Now to add to the mystery, suppose that the most influential BB-church came about because an energetic historian-promoter, Pablo the 557th, who wrote that Russell-Chamberlain was a minor player who became an incredible coach, almost supernatural in his ability to transform mediocre teams into NBA champions. According to this BB-church, the important thing is to study the Russell-Chamberlain coaching philosophy which guarantees to transform your average team into an NBA champion-caliber team. This teaching and Pablo 557’s reports completely ignore any mention of the playing career of Russell-Chamberlain, as if this were a minor matter of no importance whatsoever. This leads some commentators to speculate that Pablo 557 did not have any knowledge of playing career of Russell-Chamberlain, and since Pablo 557 is considered the leading authority, that maybe there was no actual NBA center named Russell-Chamberlain, and that the “Russell-Chamberlain” revered by subsequent generations was an almost supernatural coach named “Russell-Chamberlain” who appeared out of nowhere.

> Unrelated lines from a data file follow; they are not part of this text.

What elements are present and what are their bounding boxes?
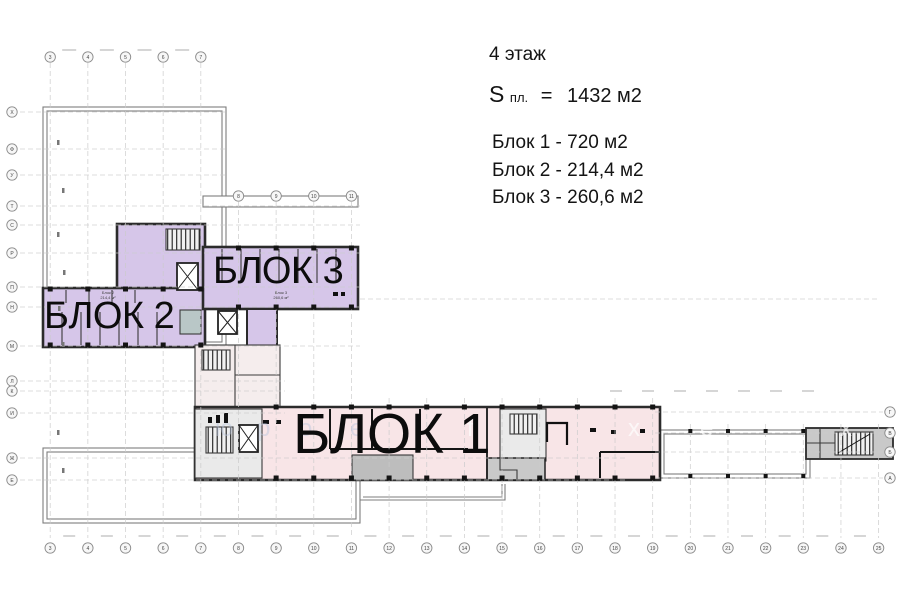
- svg-text:М: М: [10, 344, 14, 350]
- block3-area-line: Блок 3 - 260,6 м2: [492, 184, 644, 212]
- svg-text:19: 19: [650, 546, 656, 552]
- watermark-letter: х: [628, 415, 640, 442]
- svg-text:9: 9: [275, 194, 278, 200]
- svg-text:Г: Г: [889, 410, 892, 416]
- svg-text:3: 3: [49, 546, 52, 552]
- svg-text:16: 16: [537, 546, 543, 552]
- svg-text:С: С: [10, 223, 14, 229]
- svg-text:17: 17: [575, 546, 581, 552]
- svg-text:11: 11: [349, 546, 354, 552]
- total-area-value: 1432 м2: [567, 85, 642, 107]
- floor-plan-page: Блок 2 214,4 м² Блок 3 260,6 м² 34567891…: [0, 0, 900, 604]
- svg-text:24: 24: [838, 546, 844, 552]
- block2-area-line: Блок 2 - 214,4 м2: [492, 157, 644, 185]
- svg-text:14: 14: [462, 546, 468, 552]
- core-mid: [195, 345, 280, 407]
- svg-text:Н: Н: [10, 305, 14, 311]
- svg-text:4: 4: [86, 546, 89, 552]
- svg-text:15: 15: [499, 546, 505, 552]
- block2-label: БЛОК 2: [44, 297, 174, 335]
- svg-text:Ф: Ф: [10, 147, 14, 153]
- block1-label: БЛОК 1: [293, 406, 490, 463]
- area-subscript: пл.: [510, 90, 528, 105]
- svg-text:11: 11: [349, 194, 354, 200]
- svg-text:22: 22: [763, 546, 769, 552]
- svg-text:20: 20: [688, 546, 694, 552]
- svg-text:6: 6: [162, 546, 165, 552]
- block1-area-line: Блок 1 - 720 м2: [492, 129, 644, 157]
- floor-title: 4 этаж: [489, 44, 644, 66]
- watermark-letter: е: [700, 415, 713, 442]
- block-areas-list: Блок 1 - 720 м2 Блок 2 - 214,4 м2 Блок 3…: [489, 129, 644, 212]
- svg-text:7: 7: [199, 546, 202, 552]
- elevator-icon: [218, 311, 237, 334]
- watermark-letter: ю: [215, 415, 233, 442]
- svg-text:21: 21: [725, 546, 731, 552]
- block3-label: БЛОК 3: [213, 252, 343, 290]
- area-symbol: S: [489, 81, 504, 107]
- info-panel: 4 этаж S пл. = 1432 м2 Блок 1 - 720 м2 Б…: [489, 44, 644, 212]
- svg-text:8: 8: [237, 194, 240, 200]
- svg-text:И: И: [10, 411, 14, 417]
- svg-text:8: 8: [237, 546, 240, 552]
- total-area-line: S пл. = 1432 м2: [489, 81, 644, 108]
- watermark-letter: х: [840, 415, 852, 442]
- svg-text:6: 6: [162, 55, 165, 61]
- svg-text:Ж: Ж: [10, 456, 15, 462]
- svg-text:Л: Л: [10, 379, 13, 385]
- svg-text:25: 25: [876, 546, 882, 552]
- svg-text:Т: Т: [10, 204, 13, 210]
- corridor-right: [660, 430, 810, 478]
- elevator-icon: [239, 425, 258, 452]
- svg-text:3: 3: [49, 55, 52, 61]
- svg-text:9: 9: [275, 546, 278, 552]
- svg-text:5: 5: [124, 55, 127, 61]
- room-annotation: 260,6 м²: [273, 295, 289, 300]
- equals-sign: =: [541, 85, 553, 107]
- svg-text:13: 13: [424, 546, 430, 552]
- stairs-icon: [166, 229, 200, 250]
- svg-text:П: П: [10, 285, 14, 291]
- svg-text:К: К: [11, 389, 14, 395]
- svg-text:5: 5: [124, 546, 127, 552]
- svg-text:12: 12: [386, 546, 392, 552]
- svg-text:7: 7: [199, 55, 202, 61]
- svg-text:10: 10: [311, 194, 317, 200]
- svg-text:23: 23: [801, 546, 807, 552]
- svg-text:18: 18: [612, 546, 618, 552]
- svg-text:10: 10: [311, 546, 317, 552]
- svg-text:4: 4: [86, 55, 89, 61]
- watermark-letter: р: [257, 415, 270, 442]
- elevator-icon: [177, 263, 198, 290]
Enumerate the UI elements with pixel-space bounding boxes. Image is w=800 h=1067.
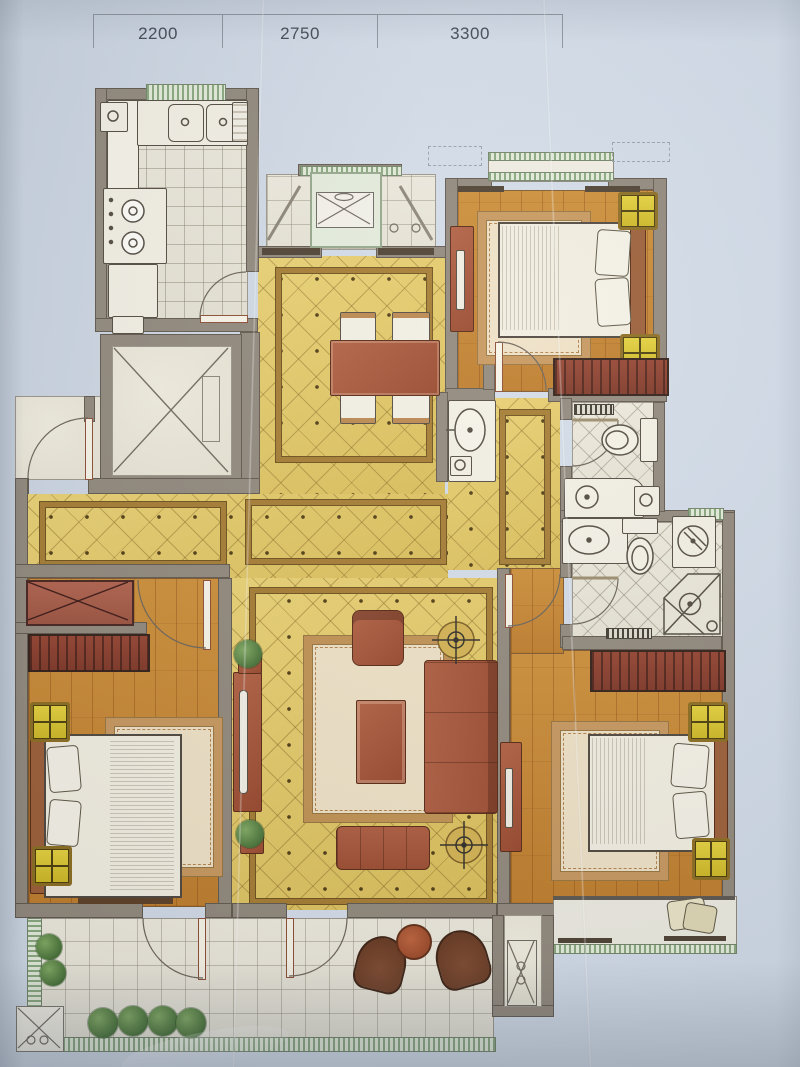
guest-bath-fixtures [576,425,652,508]
ac-unit-cross [18,1008,60,1048]
master-bath-fixtures [569,526,720,634]
platform-cross [318,194,420,233]
plan-symbols-layer [0,0,800,1067]
elevator-cross [114,348,228,472]
kitchen-door-arc [200,272,246,318]
bedroom1-door-arc [498,342,546,390]
living-balcony-door-arc [289,918,347,976]
vanity-sink [446,409,485,470]
floor-plan-photo: 2200 2750 3300 [0,0,800,1067]
door-swing-arcs [28,272,618,978]
ac-unit-cross [508,941,534,1003]
bedroom2-balcony-door-arc [143,918,203,978]
master-door-arc [508,574,560,626]
ceiling-lamp-symbol [432,616,488,869]
ac-closet-cross [28,582,128,620]
stove-burners [108,111,227,254]
bedroom2-door-arc [138,580,206,648]
entry-door-arc [28,418,88,478]
master-bath-door-arc [572,578,618,624]
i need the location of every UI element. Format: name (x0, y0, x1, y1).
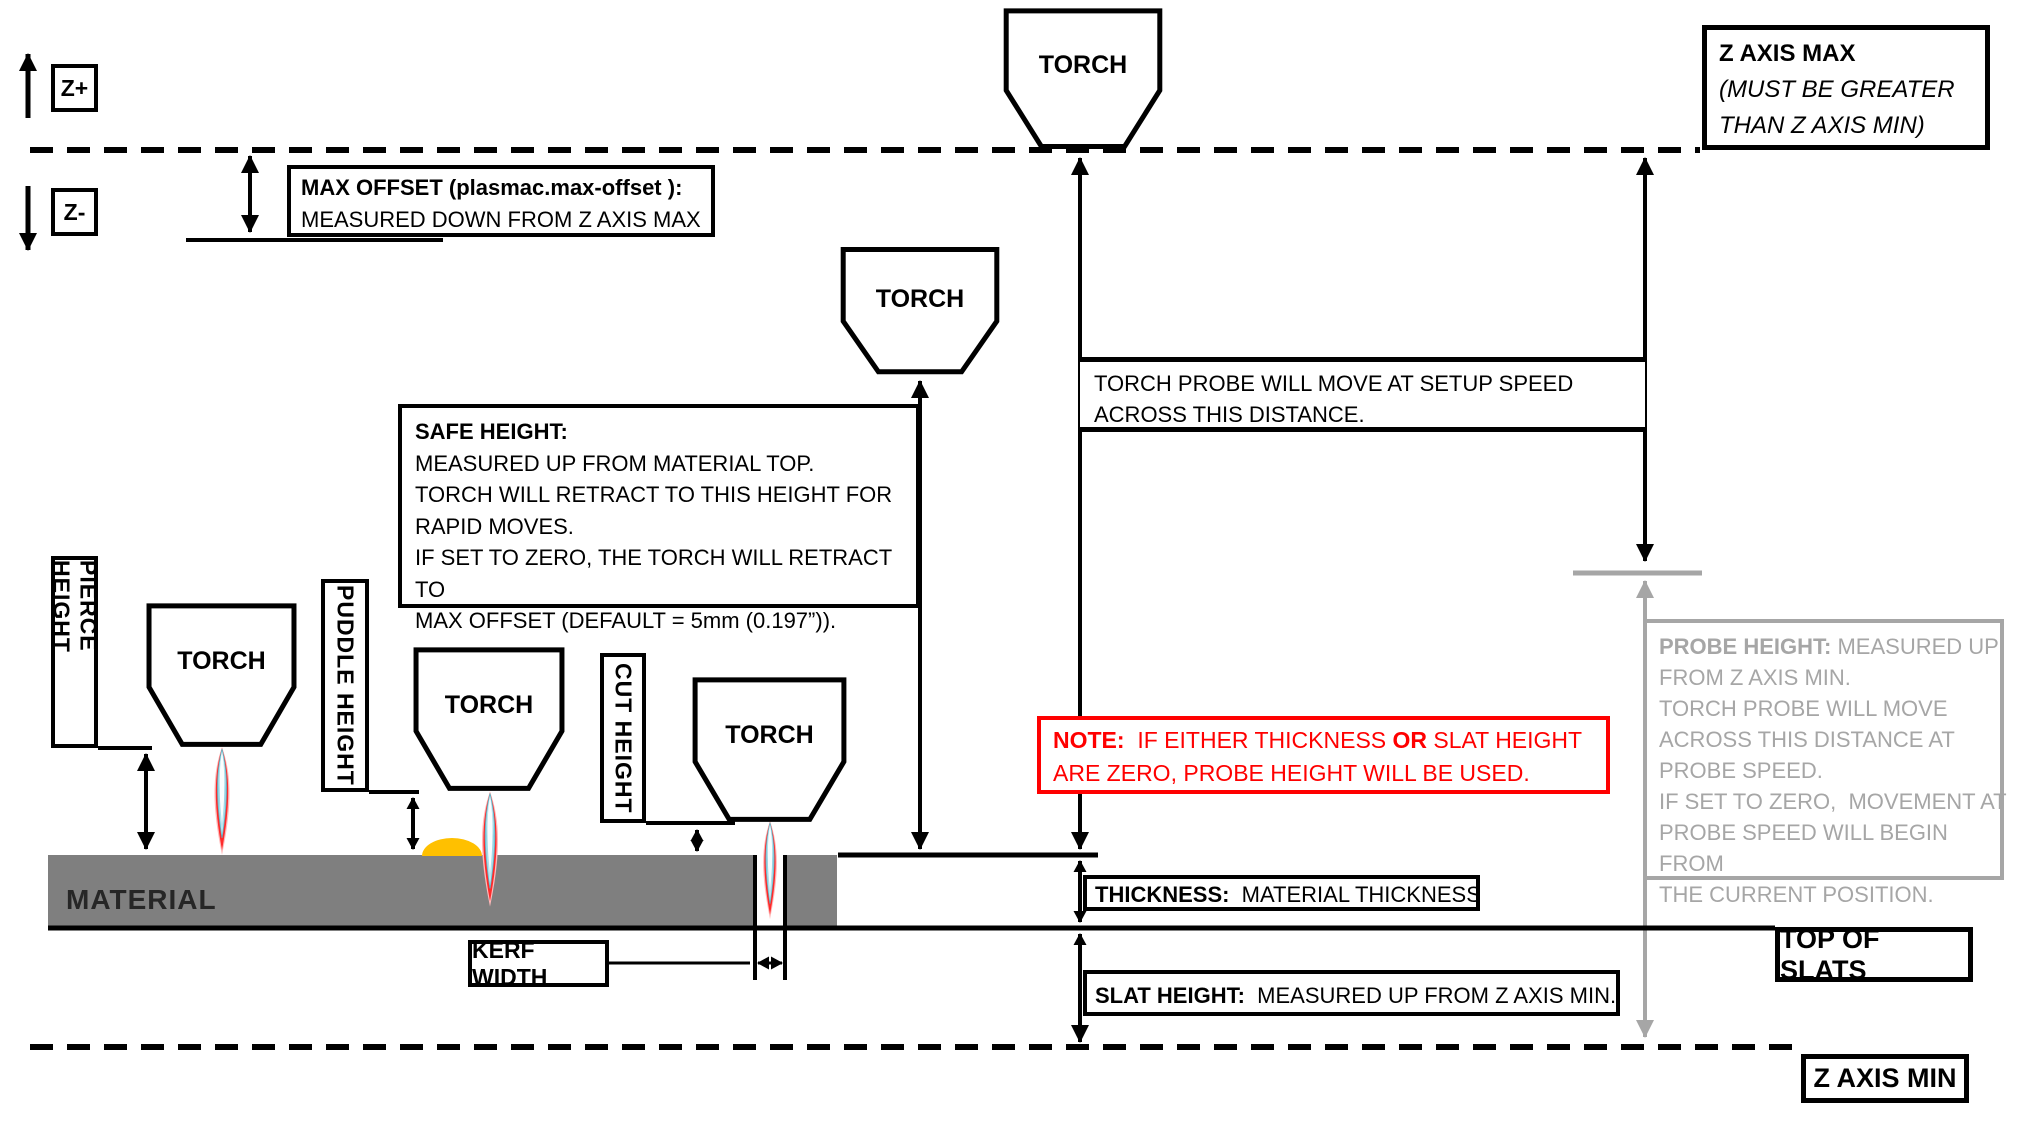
z-axis-max-title: Z AXIS MAX (1719, 36, 1973, 72)
safe-height-box: SAFE HEIGHT: MEASURED UP FROM MATERIAL T… (398, 404, 920, 608)
safe-height-line: IF SET TO ZERO, THE TORCH WILL RETRACT T… (415, 542, 903, 605)
torch-label: TORCH (840, 285, 1000, 314)
plasma-z-axis-diagram: MATERIAL (0, 0, 2038, 1145)
safe-height-line: MEASURED UP FROM MATERIAL TOP. (415, 448, 903, 480)
cut-flame-icon (763, 821, 777, 919)
probe-height-box: PROBE HEIGHT: MEASURED UP FROM Z AXIS MI… (1643, 619, 2004, 880)
torch-label: TORCH (692, 721, 847, 750)
probe-height-title: PROBE HEIGHT: (1659, 634, 1831, 659)
torch-shape (692, 677, 847, 823)
max-offset-title: MAX OFFSET (plasmac.max-offset ): (301, 172, 701, 204)
z-axis-max-note-1: (MUST BE GREATER (1719, 72, 1973, 108)
slat-height-text: MEASURED UP FROM Z AXIS MIN. (1245, 983, 1616, 1008)
kerf-width-box: KERF WIDTH (468, 940, 609, 987)
torch-shape (146, 603, 297, 748)
max-offset-text: MEASURED DOWN FROM Z AXIS MAX (301, 204, 701, 236)
torch-probe-line1: TORCH PROBE WILL MOVE AT SETUP SPEED (1094, 368, 1631, 399)
thickness-title: THICKNESS: (1095, 882, 1229, 907)
torch-label: TORCH (413, 691, 565, 720)
z-plus-box: Z+ (51, 64, 98, 112)
probe-height-line: PROBE SPEED WILL BEGIN FROM (1659, 817, 1988, 879)
torch-at-cut-height: TORCH (692, 677, 847, 823)
probe-height-line: PROBE SPEED. (1659, 755, 1988, 786)
torch-at-z-max: TORCH (1003, 8, 1163, 150)
z-axis-min-label: Z AXIS MIN (1813, 1063, 1956, 1094)
material-label: MATERIAL (66, 884, 217, 916)
slat-height-box: SLAT HEIGHT: MEASURED UP FROM Z AXIS MIN… (1083, 970, 1620, 1016)
cut-height-label: CUT HEIGHT (610, 663, 637, 814)
torch-shape (413, 647, 565, 792)
z-axis-max-note-2: THAN Z AXIS MIN) (1719, 108, 1973, 144)
top-of-slats-box: TOP OF SLATS (1775, 927, 1973, 982)
z-plus-label: Z+ (61, 75, 88, 102)
torch-probe-box: TORCH PROBE WILL MOVE AT SETUP SPEED ACR… (1080, 357, 1645, 432)
puddle-height-label: PUDDLE HEIGHT (332, 585, 359, 786)
torch-at-puddle-height: TORCH (413, 647, 565, 792)
probe-height-line: THE CURRENT POSITION. (1659, 879, 1988, 910)
top-of-slats-label: TOP OF SLATS (1780, 924, 1968, 986)
torch-at-pierce-height: TORCH (146, 603, 297, 748)
z-minus-box: Z- (51, 188, 98, 236)
probe-height-text: MEASURED UP (1831, 634, 1998, 659)
z-axis-max-box: Z AXIS MAX (MUST BE GREATER THAN Z AXIS … (1702, 25, 1990, 150)
torch-label: TORCH (146, 647, 297, 676)
z-axis-min-box: Z AXIS MIN (1801, 1054, 1969, 1103)
puddle-flame-icon (482, 791, 498, 906)
thickness-box: THICKNESS: MATERIAL THICKNESS (1083, 875, 1480, 911)
max-offset-box: MAX OFFSET (plasmac.max-offset ): MEASUR… (287, 165, 715, 237)
puddle-height-label-box: PUDDLE HEIGHT (321, 579, 369, 792)
safe-height-line: TORCH WILL RETRACT TO THIS HEIGHT FOR (415, 479, 903, 511)
molten-puddle (422, 838, 482, 856)
torch-probe-line2: ACROSS THIS DISTANCE. (1094, 399, 1631, 430)
kerf-width-label: KERF WIDTH (472, 937, 605, 991)
pierce-flame-icon (214, 747, 229, 855)
note-text-2: SLAT HEIGHT (1427, 727, 1582, 753)
note-line1: NOTE: IF EITHER THICKNESS OR SLAT HEIGHT (1053, 724, 1594, 757)
note-box: NOTE: IF EITHER THICKNESS OR SLAT HEIGHT… (1037, 716, 1610, 794)
pierce-height-label: PIERCE HEIGHT (48, 560, 102, 744)
probe-height-line: IF SET TO ZERO, MOVEMENT AT (1659, 786, 1988, 817)
thickness-text: MATERIAL THICKNESS (1229, 882, 1480, 907)
probe-height-line: FROM Z AXIS MIN. (1659, 662, 1988, 693)
pierce-height-label-box: PIERCE HEIGHT (51, 556, 98, 748)
torch-at-safe-height: TORCH (840, 247, 1000, 375)
note-bold-or: OR (1393, 727, 1428, 753)
note-text-1: IF EITHER THICKNESS (1125, 727, 1393, 753)
probe-height-line: TORCH PROBE WILL MOVE (1659, 693, 1988, 724)
safe-height-line: MAX OFFSET (DEFAULT = 5mm (0.197”)). (415, 605, 903, 637)
slat-height-title: SLAT HEIGHT: (1095, 983, 1245, 1008)
note-bold-prefix: NOTE: (1053, 727, 1125, 753)
torch-label: TORCH (1003, 51, 1163, 80)
probe-height-line: ACROSS THIS DISTANCE AT (1659, 724, 1988, 755)
note-line2: ARE ZERO, PROBE HEIGHT WILL BE USED. (1053, 757, 1594, 790)
safe-height-title: SAFE HEIGHT: (415, 416, 903, 448)
cut-height-label-box: CUT HEIGHT (600, 653, 646, 823)
safe-height-line: RAPID MOVES. (415, 511, 903, 543)
z-minus-label: Z- (64, 199, 86, 226)
probe-height-line1: PROBE HEIGHT: MEASURED UP (1659, 631, 1988, 662)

So, in this context, how could we ever hope to unravel the mystery? How could we ever say confidently that Russell-Chamberlain really did play in the NBA or that our figure is actually two distinct players, or that our NBA figure was actually a composite of multiple players? How could we ever speak with confidence of the exploits of either one of these great NBA figures of the past? How could we say that one really did lead the Boston Celtics to 10 consecutive NBA championships? Or say that he was not a great scorer, but a great defender, rebounder, and team leader? Or say that the other one played for the Philadelphia Warriors, the San Francisco Warriors, and the Los Angeles Lakers, and really averaged 50 points a game for one NBA season, and was the only player ever to score 100 points in one game?

I submit that we would not have any basis for making such statements.

Some future scholar-historians might argue that there is evidence indicating the existence of two NBA greats, a ‘Bill Russell’ and a “Wilt Chamberlain” who have been mixed up as one individual by BB-religious tradition. Some isolated and ignored scholars might also argue (mostly in vain) that the official Russell-Chamberlain figure, venerated by the dominant BB-churches, is just an invention of Pablo 557, who was a great writer, organizer, and promoter. But the prevailing opinion would be that Russell-Chamberlain was one great coach, whose teachings only fools will ignore! The historical exploits of two NBA great centers, Bill Russell and Wilt Chamberlain, would remain hidden in the fog of history and religious propaganda.